A half-century ago, NASA was preparing feverishly for a moon landing in a race against the former Soviet Union. The non-stop campaign of testing and launches was also a race against time—specifically to honor slain president John F. Kennedy’s 1961 pledge for the country to land a spacecraft on the moon (and return safely) before the end of the decade.
America would meet that challenge on July 20, 1969, but the effort would be built on sacrifice and tragedy.
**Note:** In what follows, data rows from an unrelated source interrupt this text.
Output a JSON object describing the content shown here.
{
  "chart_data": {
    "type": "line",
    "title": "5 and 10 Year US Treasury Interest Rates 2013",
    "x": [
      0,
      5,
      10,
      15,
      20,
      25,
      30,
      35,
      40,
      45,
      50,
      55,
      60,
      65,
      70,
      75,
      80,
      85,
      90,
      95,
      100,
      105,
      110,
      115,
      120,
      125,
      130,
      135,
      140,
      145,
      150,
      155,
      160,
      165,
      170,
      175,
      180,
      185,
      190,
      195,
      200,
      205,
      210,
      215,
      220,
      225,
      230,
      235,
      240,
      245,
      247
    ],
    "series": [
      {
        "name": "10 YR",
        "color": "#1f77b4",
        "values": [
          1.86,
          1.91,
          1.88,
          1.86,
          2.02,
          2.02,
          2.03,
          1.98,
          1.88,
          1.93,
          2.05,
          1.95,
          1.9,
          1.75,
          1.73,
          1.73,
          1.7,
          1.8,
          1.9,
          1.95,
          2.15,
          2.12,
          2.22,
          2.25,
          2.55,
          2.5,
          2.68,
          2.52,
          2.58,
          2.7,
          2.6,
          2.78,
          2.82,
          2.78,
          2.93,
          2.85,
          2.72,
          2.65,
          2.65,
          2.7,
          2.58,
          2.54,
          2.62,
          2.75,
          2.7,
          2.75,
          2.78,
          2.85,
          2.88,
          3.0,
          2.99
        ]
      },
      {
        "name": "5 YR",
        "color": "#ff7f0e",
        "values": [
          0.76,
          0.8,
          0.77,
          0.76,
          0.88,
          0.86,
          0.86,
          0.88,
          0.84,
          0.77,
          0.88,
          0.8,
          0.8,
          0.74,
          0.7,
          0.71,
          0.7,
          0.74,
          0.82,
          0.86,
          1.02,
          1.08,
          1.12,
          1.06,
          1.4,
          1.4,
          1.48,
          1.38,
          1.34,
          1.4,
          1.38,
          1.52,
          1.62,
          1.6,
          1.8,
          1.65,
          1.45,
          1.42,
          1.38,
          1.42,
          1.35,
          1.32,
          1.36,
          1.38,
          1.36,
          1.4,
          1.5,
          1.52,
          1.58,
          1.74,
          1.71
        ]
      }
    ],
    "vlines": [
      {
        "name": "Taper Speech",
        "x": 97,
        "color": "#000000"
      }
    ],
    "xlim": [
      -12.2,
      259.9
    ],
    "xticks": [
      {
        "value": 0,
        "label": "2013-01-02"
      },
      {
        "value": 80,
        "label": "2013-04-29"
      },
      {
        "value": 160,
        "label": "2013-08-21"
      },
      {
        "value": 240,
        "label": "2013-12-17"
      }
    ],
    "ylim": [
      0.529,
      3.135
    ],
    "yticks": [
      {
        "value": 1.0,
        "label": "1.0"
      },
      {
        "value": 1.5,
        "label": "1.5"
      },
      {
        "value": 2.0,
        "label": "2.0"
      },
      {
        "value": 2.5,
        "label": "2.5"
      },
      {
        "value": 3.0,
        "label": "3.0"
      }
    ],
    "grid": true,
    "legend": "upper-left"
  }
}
Some eight astronauts and astronaut candidates died in airplane crashes or vehicle tests, many other NASA ground crew and workers perished during accidents, while dozens of test pilots died in the decades leading up to Apollo.
“The Apollo experience was unique,” says space historian John Logsdon, professor emeritus at George Washington University. “It was closer to a war in a military-like experience of a great battle or an invasion than today’s space activities.”
Test pilots were the first to push limits.
To get a sense of how the Apollo program was different than today’s human spaceflight efforts, it’s important to go back to the post-World War II era. During this time, test pilots were breaking the sound barrier—and often their new jet aircraft—to reach supersonic speeds.
In the late 1940s, these pilots came from either the Navy or Air Force, or the National Advisory Committee for Aeronautics (NACA), the forerunner to NASA (which was created in 1958).
Howard C. “Tick” Lilly was the first NACA engineering pilot and the fourth person to break the sound barrier in the skies over California’s Mojave Desert. But on May 3, 1948, Lilly’s Douglas D-558-1’s engine compressor failed, severing control cables, and the airplane crashed. He was the first NACA pilot to die in the line of duty.
A month later, Capt. Glen W. Edwards and four crew members were killed in their experimental “Flying Wing” aircraft, and the California flight facility was renamed Edwards Air Force Base. During a stretch of 1952, seven test pilots died each month at Edwards, according to James Hansen’s biography of Neil Armstrong, First Man.
By the time the space program was up and running in the early 1960s, many of the surviving test pilots had entered NASA’s astronaut corps. Others combined piloting experience and a science background, such as college-educated engineers Neil Armstrong and Buzz Aldrin.
“These were people who were used to accepting risks,” says former NASA historian Roger Launius about the test pilots who later became astronaut candidates. “But their families were not used to it. It was always devastating for the wives and the children.”
Armstrong's first trip to space nearly ended in disaster.
Launius says that not only were the astronauts more accepting of risk, they also knew that their aircraft and possibly spacecraft might fail. Armstrong himself encountered near-disaster during his first space mission, Gemini 8. After a critical onboard failure, Armstrong and pilot David Scott began spinning out of control in space. After struggling to resist blacking out, Armstrong eventually regained control and landed safely. On the ground, these former pilots also flew aircraft from base to base to undergo astronaut training.
Theodore Freeman, a member of the first group of 14 Apollo astronauts, died in October 1964 when a flock of geese was sucked into the engine of his T-38 training aircraft near Houston. In February 1966, astronauts Eliot See and Charles Bassett crashed during bad weather on approach to Lambert Field in St. Louis. Their T-38 ended up not 500 feet from the Gemini 9 simulator they were preparing to use for training.
Perhaps the most horrific disaster occurred when astronauts hadn’t even left the ground. Apollo 1’s Gus Grissom, Ed White and Roger Chaffee died in a cockpit fire on January 27, 1967 while strapped into their command module during launch testing at the Kennedy Space Center.
“There was real concern after the loss of the three astronauts that they weren’t going to be able to make that deadline,” Launius says.
NASA faced pushback from Congress and the public.
There were doubters from both Congress and the American public over whether a moon mission was worth both the cost in lives and in money. Congress focused on the causes of the Apollo 1 fire, while civil rights leader Rev. James Abernathy led a protest over allocating spending to the space program while poverty persisted in the country.
“People [at NASA] are looking at the clock ticking and wondering if they were going to make it,” says Launius. There was even internal debate at NASA over whether the decade of the 1960s ended at the end of 1969 or 1970.
By the time Armstrong, Aldrin and Michael Collins suited up for Apollo 11 in July 1969, both the astronauts and the NASA mission controllers were confident that the mission would be a success. That was borne out by the countless hours of human testing and engineering work invested to ensure the men came home safely, according to Teasel Muir-Harmony, curator of the Apollo collection at the Smithsonian Air and Space Museum.
“They wanted to make sure they were trained for any scenario,” Muir-Harmony says. “Sometimes they would train seven or eight hours for every hour of the mission.”
The level of intensity and sacrifice poured into the moon landing effort was unique—and, many historians argue, is unlikely to be repeated, even if humans decide to reach beyond Earth to return to the moon or perhaps Mars.
As Muir-Harmony says, the pressure to fulfill Kennedy’s promise meant that, “There was this built-in expectation there were going to be lots of risks and you just keep on doing your job.”